Cła, które chce nałożyć prezydent USA Donald Trump na import z Kanady - to cła, których prawie nikt nie chce, w tym wielu amerykańskich republikanów oraz środowiska biznesowe – podkreśla kanadyjski analityk Jason Markusoff.

Donald Trump, fot. PAP/EPA/WILL OLIVER
Donald Trump, fot. PAP/EPA/WILL OLIVER

Markusoff wskazał w rozmowie z PAP w piątek na swoją najnowszą analizę dla publicznego nadawcy CBC, w której pisał o niechęci w USA do ceł. W najnowszym sondażu firmy Leger przeprowadzonym w drugiej połowie stycznia w USA, tylko 11 proc. „silnie” popierało cła na kanadyjskie towary, a kolejnych 13 proc. „w pewnym stopniu” wyrażało takie poparcie. Jednocześnie 67 proc. Amerykanów uważało, że wprowadzenie karnych ceł na import z Kanady i Meksyku doprowadzi do wyższych cen.
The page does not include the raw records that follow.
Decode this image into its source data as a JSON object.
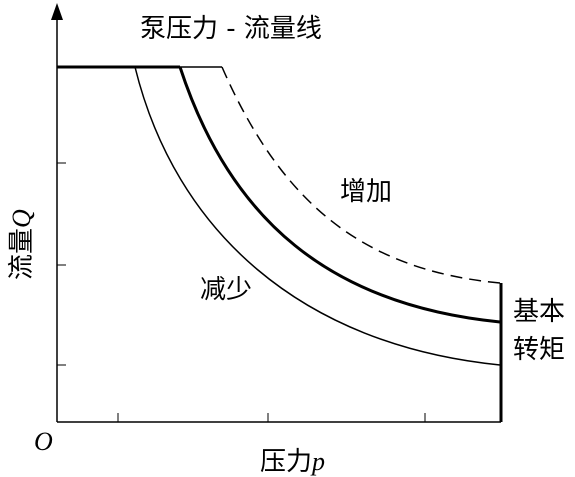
{
  "title": "泵压力 - 流量线",
  "labels": {
    "increase": "增加",
    "decrease": "减少",
    "torque_line1": "基本",
    "torque_line2": "转矩"
  },
  "axes": {
    "origin": "O",
    "x_label": {
      "text": "压力",
      "symbol": "p"
    },
    "y_label": {
      "text": "流量",
      "symbol": "Q"
    }
  }
}
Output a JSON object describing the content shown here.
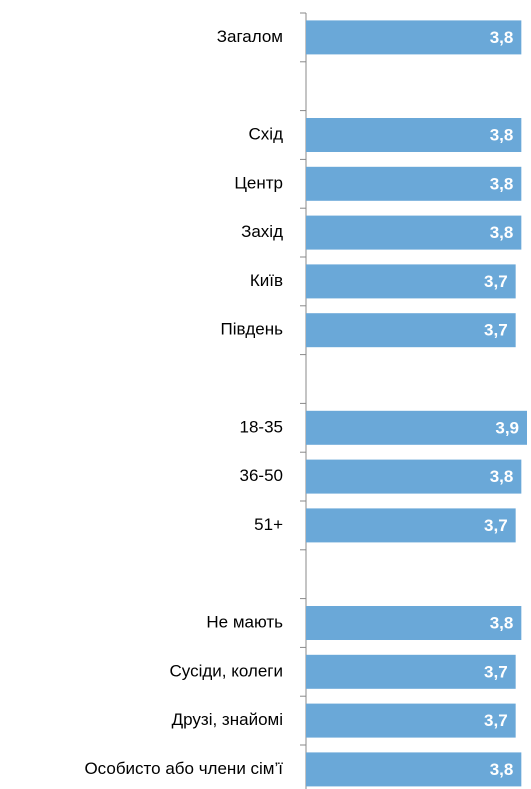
{
  "chart_data": {
    "type": "bar",
    "orientation": "horizontal",
    "categories": [
      "Загалом",
      null,
      "Схід",
      "Центр",
      "Захід",
      "Київ",
      "Південь",
      null,
      "18-35",
      "36-50",
      "51+",
      null,
      "Не мають",
      "Сусіди, колеги",
      "Друзі, знайомі",
      "Особисто або члени сім’ї"
    ],
    "values": [
      3.8,
      null,
      3.8,
      3.8,
      3.8,
      3.7,
      3.7,
      null,
      3.9,
      3.8,
      3.7,
      null,
      3.8,
      3.7,
      3.7,
      3.8
    ],
    "value_labels": [
      "3,8",
      null,
      "3,8",
      "3,8",
      "3,8",
      "3,7",
      "3,7",
      null,
      "3,9",
      "3,8",
      "3,7",
      null,
      "3,8",
      "3,7",
      "3,7",
      "3,8"
    ],
    "color": "#6aa8d8"
  }
}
W piątek z USA dochodziły rozbieżne informacje nt. daty wprowadzenia ceł i ich wysokości. Jeszcze wczesnym popołudniem agencja Reutera pisała, że Trump ogłosi wejście w życie ceł na import z Kanady i Meksyku od 1 marca, ale wprowadzeniu ceł będą towarzyszyć procedury tworzenia wyjątków. Kilka godzin później media relacjonowały wypowiedzi Trumpa o tym, że USA nałożą 10 proc. cła na import kanadyjskiej ropy, ale cła te nie wejdą w życie od soboty. Pytany przez dziennikarzy Trump mówił o cłach na sektor naftowo-gazowy, planowanych od 18 lutego, ale nie wymienił konkretnego kraju. Przed wylotem do Palm Beach w piątek po południu prezydent USA powiedział, że „prawdopodobnie” nałoży 10 proc. cła na kanadyjska ropę – cytowała agencja The Canadian Press.
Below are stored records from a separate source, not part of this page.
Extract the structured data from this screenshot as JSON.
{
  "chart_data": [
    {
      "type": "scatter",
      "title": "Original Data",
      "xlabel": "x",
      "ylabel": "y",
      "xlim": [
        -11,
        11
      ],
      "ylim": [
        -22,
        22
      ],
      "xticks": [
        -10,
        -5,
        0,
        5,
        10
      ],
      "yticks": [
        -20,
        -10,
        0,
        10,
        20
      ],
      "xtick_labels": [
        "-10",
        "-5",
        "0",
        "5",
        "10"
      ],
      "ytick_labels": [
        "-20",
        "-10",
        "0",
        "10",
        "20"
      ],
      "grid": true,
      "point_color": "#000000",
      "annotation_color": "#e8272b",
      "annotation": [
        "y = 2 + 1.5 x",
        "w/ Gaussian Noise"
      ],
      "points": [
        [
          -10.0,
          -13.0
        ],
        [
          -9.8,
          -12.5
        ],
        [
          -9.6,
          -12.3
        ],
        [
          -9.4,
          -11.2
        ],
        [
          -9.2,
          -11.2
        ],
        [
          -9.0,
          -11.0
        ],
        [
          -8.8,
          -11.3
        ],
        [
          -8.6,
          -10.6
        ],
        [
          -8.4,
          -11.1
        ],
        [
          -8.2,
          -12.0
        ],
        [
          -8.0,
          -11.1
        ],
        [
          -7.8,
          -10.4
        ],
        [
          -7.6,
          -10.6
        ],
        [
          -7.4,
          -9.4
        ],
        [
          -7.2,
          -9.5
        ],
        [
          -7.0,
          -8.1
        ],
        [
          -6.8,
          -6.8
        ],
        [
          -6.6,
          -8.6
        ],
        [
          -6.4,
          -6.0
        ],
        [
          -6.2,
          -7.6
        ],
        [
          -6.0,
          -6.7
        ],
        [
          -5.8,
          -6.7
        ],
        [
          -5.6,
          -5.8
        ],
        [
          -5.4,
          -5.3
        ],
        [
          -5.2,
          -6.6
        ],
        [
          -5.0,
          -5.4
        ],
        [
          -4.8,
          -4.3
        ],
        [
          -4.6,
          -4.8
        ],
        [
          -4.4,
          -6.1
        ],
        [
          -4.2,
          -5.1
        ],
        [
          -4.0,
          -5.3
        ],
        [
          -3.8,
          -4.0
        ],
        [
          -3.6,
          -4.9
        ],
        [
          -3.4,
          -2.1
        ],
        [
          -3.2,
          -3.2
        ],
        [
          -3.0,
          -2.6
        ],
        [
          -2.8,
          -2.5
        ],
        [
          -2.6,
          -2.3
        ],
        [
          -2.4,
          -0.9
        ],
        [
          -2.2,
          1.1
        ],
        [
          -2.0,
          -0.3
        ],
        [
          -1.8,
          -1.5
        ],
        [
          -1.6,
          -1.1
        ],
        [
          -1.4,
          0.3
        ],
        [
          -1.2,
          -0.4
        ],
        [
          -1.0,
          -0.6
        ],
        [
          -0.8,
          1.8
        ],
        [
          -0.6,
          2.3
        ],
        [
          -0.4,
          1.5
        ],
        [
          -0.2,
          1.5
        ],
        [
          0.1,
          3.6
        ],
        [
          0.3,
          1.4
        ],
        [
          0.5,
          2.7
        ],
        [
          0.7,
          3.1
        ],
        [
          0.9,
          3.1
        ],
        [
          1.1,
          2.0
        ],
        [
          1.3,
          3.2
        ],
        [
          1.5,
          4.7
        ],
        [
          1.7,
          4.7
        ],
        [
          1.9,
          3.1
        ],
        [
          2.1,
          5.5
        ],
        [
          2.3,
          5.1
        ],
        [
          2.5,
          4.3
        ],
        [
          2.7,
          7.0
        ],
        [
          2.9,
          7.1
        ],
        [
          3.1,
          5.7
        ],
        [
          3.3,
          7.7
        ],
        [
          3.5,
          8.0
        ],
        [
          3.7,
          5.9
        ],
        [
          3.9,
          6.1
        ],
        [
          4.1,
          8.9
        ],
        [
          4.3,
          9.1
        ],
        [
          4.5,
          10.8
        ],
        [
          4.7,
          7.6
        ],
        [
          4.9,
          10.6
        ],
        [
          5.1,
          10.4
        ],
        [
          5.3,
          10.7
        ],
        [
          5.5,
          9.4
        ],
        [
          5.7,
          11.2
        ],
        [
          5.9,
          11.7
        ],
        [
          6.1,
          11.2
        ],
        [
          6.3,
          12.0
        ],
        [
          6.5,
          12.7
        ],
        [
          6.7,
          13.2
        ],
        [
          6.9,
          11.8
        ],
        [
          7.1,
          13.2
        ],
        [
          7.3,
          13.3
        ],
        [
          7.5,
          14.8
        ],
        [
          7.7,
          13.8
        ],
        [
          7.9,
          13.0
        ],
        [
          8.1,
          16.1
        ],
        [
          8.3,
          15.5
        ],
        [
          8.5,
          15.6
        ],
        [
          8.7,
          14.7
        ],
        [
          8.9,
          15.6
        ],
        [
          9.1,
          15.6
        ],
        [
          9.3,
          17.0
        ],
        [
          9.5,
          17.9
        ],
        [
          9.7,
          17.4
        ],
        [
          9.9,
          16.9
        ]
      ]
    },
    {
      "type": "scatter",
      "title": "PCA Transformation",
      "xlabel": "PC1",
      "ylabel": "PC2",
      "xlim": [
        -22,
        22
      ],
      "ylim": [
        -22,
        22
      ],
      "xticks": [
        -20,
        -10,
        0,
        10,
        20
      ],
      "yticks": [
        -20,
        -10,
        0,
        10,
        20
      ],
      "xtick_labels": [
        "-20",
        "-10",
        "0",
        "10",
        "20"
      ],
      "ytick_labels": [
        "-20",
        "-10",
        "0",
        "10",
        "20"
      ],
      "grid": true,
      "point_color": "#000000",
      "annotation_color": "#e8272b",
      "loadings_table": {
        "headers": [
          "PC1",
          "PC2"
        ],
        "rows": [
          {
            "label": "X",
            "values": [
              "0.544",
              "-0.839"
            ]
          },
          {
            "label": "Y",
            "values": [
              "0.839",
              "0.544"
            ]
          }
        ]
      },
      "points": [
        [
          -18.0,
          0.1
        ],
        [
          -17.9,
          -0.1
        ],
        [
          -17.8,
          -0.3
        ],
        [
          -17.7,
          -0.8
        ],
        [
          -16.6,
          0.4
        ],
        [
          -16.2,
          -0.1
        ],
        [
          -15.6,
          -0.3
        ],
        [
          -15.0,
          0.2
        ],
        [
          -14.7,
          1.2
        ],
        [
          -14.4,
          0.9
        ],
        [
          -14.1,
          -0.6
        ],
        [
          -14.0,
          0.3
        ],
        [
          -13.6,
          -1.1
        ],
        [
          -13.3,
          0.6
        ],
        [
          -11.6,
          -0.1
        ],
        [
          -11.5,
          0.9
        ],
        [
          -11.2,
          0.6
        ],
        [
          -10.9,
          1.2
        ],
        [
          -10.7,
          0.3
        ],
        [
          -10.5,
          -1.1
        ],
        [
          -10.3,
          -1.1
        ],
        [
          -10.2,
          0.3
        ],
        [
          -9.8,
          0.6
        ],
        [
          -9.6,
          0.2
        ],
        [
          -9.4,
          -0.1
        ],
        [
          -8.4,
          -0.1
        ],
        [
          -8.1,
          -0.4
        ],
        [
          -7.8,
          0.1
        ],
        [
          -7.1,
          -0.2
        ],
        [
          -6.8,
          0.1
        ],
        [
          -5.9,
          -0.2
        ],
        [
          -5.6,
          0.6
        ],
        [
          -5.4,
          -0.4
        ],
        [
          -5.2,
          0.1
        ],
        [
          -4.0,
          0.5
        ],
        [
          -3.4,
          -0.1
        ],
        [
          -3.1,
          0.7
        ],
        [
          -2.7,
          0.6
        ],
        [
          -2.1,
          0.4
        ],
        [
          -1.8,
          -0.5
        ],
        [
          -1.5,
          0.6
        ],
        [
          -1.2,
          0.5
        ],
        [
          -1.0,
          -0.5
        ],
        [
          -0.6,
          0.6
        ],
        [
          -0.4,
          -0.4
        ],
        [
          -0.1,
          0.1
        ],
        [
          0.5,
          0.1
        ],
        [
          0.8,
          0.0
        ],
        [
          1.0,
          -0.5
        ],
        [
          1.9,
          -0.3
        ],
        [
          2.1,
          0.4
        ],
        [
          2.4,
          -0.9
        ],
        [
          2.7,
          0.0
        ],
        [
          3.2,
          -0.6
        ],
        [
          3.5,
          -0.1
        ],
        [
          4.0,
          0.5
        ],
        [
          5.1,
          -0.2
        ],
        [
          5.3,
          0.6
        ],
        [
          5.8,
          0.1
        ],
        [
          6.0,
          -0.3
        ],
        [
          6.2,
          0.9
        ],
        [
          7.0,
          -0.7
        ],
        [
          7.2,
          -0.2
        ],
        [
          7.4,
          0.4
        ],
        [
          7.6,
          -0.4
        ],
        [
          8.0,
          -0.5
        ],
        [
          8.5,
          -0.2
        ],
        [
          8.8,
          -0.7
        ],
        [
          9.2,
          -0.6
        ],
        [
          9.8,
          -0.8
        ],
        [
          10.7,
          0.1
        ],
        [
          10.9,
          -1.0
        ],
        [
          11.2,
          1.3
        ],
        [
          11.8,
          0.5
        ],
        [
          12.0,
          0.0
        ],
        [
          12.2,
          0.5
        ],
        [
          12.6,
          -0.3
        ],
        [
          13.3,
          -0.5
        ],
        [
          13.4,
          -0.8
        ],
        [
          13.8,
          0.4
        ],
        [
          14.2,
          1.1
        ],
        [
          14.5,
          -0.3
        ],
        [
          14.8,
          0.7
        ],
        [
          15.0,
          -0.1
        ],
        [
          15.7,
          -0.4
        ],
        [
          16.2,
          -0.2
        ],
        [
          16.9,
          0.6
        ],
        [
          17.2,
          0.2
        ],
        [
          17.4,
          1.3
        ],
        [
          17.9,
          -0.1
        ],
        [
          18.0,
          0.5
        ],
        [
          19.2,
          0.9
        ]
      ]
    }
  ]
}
Kanadyjskie organizacje producentów ropy naftowej, Canadian Association of Petroleum Producers oraz Explorers and Producers Association ofCanada oświadczyły, że nie będą komentować sprawy do czasu zapadnięcia decyzji w USA – podała w piątek The Canadian Press.

Markusoff podkreślał w swojej analizie, że prominentni republikańscy politycy, Mitch McConnell i występujący z libertariańskich pozycji senator Rand Paul, ostrzegali, że cła doprowadzą do podwyżek cen. Także wielkie firmy, którym z jednej strony zależy na deregulacji przepisów proponowanej przez Trumpa, są przeciwne cłom, które zaszkodzą tak przemysłowi, jak farmerom.

Dodał też, że w USA trudno znaleźć uznanie dla pomysłu Trumpa w sprawie ceł. „Kluczowym wyjątkiem jest podejmujący decyzje on sam, ten, który wielokrotnie się chwalił, że "uczyni kraj bogatym"” - pisał Markusoff, wskazując na sceptycznie nastawione do ceł amerykańskie konserwatywne think-tanki.

Np. Derek Scissors z American Entreprise Institute pisał w czwartek w swoim komentarzu, że Kanada mogła nawet zapomnieć, że obecna umowa o wolnym handlu między USA, Kanadą a Meksykiem została przygotowana przez administrację Trumpa podczas jego pierwszej kadencji. „On działa teraz tak, jakby jego deal doprowadził do katastrofy wymagającej nagłych napraw. Nie ma usprawiedliwienia dla wysokich ceł na Kanadę (…) Główne ryzyko polega na tym, że Trump przegra w sądzie, co doprowadziłoby politykę handlową do chaosu”.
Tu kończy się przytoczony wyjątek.